Introduction
The Joint Advisory Group on Gastrointestinal Endoscopy (JAG) biennial census provides an insight into the provision of UK endoscopy services.1,2 Since the last census 2 years ago, there has been a significant change in every aspect of endoscopy, brought on by the COVID-19 pandemic.3–5 We report on the 2021 census which was conducted to understand both the impact of COVID-19 and ongoing pressures on endoscopy services.
Methods
The JAG Quality working group developed an initial question set which was refined and reviewed by key JAG stakeholders. The census was disseminated to all JAG-registered services in April 2021 using an online survey platform. Prior to analysis, any missing data from services were sought as part of a second-step verification process. Data were analysed across the domains of endoscopic activity, waiting time targets, workforce, COVID-19, safety, gastrointestinal (GI) bleeding, anaesthetic support, equipment and decontamination. Outcome variables from each section of the census were analysed against independent variables derived from service-specific core demographic data (JAG accreditation status, sector and region) using a variety of statistical methods. Statistical significance is indicated by p<0.05.
Results
Overall, 321 services completed the census, with information pertaining to 393 individual units (response rate 79.2%). In the first 3 months of 2021, 66.0% of services met urgent cancer waits, 38.7% met routine waits and 33.9% met surveillance waits (Fig 1). Workforce redeployment was the predominant reason cited for not meeting targets. There were significant regional differences in the proportion of patients waiting 6 or more weeks (p=0.001). During the pandemic, 64.8% of NHS endoscopy services had staff redeployed and there was a mean sickness rate of 8.5% with no clear variation across sectors or regions. Endoscopic activity was outsourced. Services were, on average, at 79.3% activity compared with 2 years ago. JAG accredited services were more likely to meet urgent cancer waits, with a lower proportion of patients waiting 6 weeks or more (p=0.03). Clinical endoscopists, who make up 11.0% of the endoscopist workforce, had a significantly greater number of annual planned sessions per individual than consultant colleagues (p<0.001), who make up 81.0% of the workforce (Fig 2). Out of acute services, 86.9% had access to out-of-hours GI bleed cover. Anaesthetist-supported lists were provided in 65.4% of services.
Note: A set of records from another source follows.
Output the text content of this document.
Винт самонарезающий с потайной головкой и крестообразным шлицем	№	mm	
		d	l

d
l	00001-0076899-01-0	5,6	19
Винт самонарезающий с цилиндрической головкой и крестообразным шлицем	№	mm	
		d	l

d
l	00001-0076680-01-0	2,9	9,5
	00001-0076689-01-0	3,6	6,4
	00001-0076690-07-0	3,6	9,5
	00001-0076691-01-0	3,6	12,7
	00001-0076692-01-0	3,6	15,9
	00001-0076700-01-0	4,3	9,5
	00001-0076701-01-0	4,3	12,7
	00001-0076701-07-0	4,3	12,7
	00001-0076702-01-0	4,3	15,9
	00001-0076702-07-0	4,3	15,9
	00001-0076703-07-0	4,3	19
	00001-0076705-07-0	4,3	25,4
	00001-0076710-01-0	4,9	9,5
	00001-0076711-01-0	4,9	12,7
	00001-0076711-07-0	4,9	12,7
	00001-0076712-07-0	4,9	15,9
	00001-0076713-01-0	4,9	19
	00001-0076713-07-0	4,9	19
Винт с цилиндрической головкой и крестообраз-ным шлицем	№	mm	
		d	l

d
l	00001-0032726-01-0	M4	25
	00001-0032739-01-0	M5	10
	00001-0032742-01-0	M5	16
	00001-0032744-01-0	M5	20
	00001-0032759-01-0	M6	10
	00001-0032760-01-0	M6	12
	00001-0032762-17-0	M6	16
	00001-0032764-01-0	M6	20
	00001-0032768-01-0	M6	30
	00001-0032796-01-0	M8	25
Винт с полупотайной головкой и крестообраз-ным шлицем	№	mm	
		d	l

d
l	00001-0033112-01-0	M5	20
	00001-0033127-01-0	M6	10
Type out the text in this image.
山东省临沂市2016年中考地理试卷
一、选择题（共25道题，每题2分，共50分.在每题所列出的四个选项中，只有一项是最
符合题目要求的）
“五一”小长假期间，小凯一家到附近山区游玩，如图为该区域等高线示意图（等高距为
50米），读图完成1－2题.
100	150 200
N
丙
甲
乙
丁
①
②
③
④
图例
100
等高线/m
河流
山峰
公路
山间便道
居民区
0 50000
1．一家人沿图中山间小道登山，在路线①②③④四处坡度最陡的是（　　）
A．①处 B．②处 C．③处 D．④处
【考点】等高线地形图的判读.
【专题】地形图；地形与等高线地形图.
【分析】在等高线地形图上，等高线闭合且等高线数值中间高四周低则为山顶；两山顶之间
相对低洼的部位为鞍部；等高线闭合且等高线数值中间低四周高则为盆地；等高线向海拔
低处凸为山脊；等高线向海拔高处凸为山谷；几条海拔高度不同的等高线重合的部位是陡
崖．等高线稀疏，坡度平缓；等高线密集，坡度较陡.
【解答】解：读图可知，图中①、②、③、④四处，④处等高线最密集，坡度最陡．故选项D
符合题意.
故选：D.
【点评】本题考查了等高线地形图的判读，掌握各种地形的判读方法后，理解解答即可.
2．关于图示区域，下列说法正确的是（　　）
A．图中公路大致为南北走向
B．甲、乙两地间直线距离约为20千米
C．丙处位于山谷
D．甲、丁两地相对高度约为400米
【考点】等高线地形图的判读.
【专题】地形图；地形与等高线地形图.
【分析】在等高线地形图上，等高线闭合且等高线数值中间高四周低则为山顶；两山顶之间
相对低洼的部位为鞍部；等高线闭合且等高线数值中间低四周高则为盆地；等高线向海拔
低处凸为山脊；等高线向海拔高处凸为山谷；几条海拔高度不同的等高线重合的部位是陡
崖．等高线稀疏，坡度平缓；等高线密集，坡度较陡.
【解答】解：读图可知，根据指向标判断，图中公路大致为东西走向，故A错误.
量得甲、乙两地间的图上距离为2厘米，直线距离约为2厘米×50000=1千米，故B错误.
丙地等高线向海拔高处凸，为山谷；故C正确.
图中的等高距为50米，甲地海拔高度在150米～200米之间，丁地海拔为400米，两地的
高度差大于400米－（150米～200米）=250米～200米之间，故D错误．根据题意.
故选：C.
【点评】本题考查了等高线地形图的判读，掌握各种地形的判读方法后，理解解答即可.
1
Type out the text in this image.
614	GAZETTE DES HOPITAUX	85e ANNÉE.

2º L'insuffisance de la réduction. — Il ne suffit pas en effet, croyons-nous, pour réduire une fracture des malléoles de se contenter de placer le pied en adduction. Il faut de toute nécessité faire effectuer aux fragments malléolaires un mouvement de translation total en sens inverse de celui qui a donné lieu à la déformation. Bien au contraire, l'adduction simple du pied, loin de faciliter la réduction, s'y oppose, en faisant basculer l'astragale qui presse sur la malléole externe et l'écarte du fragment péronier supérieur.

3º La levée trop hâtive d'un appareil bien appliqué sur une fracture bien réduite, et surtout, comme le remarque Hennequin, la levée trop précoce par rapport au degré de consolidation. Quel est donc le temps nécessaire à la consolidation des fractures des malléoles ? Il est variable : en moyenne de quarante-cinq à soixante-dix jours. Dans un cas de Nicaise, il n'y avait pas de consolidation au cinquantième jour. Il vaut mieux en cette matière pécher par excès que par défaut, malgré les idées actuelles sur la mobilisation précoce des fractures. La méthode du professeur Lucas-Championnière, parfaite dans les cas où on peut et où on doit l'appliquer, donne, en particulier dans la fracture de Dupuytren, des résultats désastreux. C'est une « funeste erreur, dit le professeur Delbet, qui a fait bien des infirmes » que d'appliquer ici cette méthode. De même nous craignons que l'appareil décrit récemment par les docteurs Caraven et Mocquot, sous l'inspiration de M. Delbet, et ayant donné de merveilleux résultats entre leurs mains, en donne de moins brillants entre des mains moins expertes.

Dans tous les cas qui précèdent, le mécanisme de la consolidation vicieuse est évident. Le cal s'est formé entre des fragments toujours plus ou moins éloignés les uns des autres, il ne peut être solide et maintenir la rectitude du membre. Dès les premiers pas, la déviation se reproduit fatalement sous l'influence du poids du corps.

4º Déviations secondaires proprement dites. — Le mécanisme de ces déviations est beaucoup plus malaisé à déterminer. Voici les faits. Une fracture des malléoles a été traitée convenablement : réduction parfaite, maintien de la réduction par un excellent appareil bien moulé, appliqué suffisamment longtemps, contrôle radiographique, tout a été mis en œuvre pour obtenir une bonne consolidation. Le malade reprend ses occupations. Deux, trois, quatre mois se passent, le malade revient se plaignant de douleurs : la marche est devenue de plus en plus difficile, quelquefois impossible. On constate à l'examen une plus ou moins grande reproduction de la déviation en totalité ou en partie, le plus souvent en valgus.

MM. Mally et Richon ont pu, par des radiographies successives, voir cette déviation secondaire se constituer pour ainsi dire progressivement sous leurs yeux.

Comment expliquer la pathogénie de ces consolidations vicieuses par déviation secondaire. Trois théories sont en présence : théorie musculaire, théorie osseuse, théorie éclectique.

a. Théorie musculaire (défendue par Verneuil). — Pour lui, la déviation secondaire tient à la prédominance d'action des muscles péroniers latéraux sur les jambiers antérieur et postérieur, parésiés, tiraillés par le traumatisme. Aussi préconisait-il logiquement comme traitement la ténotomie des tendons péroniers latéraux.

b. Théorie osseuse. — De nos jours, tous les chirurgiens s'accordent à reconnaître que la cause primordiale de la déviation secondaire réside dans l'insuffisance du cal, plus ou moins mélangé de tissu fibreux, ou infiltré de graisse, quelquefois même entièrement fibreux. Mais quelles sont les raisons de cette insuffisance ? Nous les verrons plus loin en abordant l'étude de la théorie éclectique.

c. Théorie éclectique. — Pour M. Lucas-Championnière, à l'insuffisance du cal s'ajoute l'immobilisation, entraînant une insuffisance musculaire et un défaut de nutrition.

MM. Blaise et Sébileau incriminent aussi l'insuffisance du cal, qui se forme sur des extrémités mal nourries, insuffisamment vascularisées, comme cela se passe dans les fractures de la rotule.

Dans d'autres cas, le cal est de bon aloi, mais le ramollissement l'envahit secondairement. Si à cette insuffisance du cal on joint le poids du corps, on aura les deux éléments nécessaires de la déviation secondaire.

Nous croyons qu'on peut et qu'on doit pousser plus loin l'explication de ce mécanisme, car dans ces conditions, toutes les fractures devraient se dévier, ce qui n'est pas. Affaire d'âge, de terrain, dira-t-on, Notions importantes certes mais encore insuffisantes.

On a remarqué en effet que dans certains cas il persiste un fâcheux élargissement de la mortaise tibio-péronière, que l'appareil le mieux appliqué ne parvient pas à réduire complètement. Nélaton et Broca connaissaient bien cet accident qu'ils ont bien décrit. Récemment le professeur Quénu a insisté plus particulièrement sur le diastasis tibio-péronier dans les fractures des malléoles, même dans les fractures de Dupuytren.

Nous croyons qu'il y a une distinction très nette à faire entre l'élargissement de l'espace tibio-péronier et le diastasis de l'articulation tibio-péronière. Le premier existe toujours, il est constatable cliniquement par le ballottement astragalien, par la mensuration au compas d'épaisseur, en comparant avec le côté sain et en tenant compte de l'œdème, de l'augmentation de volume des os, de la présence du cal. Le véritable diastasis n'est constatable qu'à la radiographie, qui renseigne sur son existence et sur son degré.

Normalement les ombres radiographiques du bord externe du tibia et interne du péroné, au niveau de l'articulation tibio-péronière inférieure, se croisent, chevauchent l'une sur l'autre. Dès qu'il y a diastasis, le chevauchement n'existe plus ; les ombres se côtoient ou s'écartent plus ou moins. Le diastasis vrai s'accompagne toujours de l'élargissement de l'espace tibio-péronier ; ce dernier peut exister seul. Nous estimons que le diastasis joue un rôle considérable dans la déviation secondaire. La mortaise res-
Over 10% of services stated that equipment shortage interferes with service delivery. Overall, 42.7% of services would require additional building works to decontaminate more scopes.
Fig 1.

Clustered bar chart demonstrating percentage of services meeting waiting time targets over successive census years.
Fig 2.

Scatter diagram of planned annual sessions per individual by number of individuals, defined as clinical or consultant endoscopist.
Conclusion
Services are adapting to continued pressure and there are signs of a focused response to demand during a time of ongoing uncertainty. Adherence to service performance was more likely in JAG accredited services. Additionally, a significant minority of services reported equipment shortage and the need to improve infrastructure. These findings will inform ongoing guidance from JAG and key stakeholders.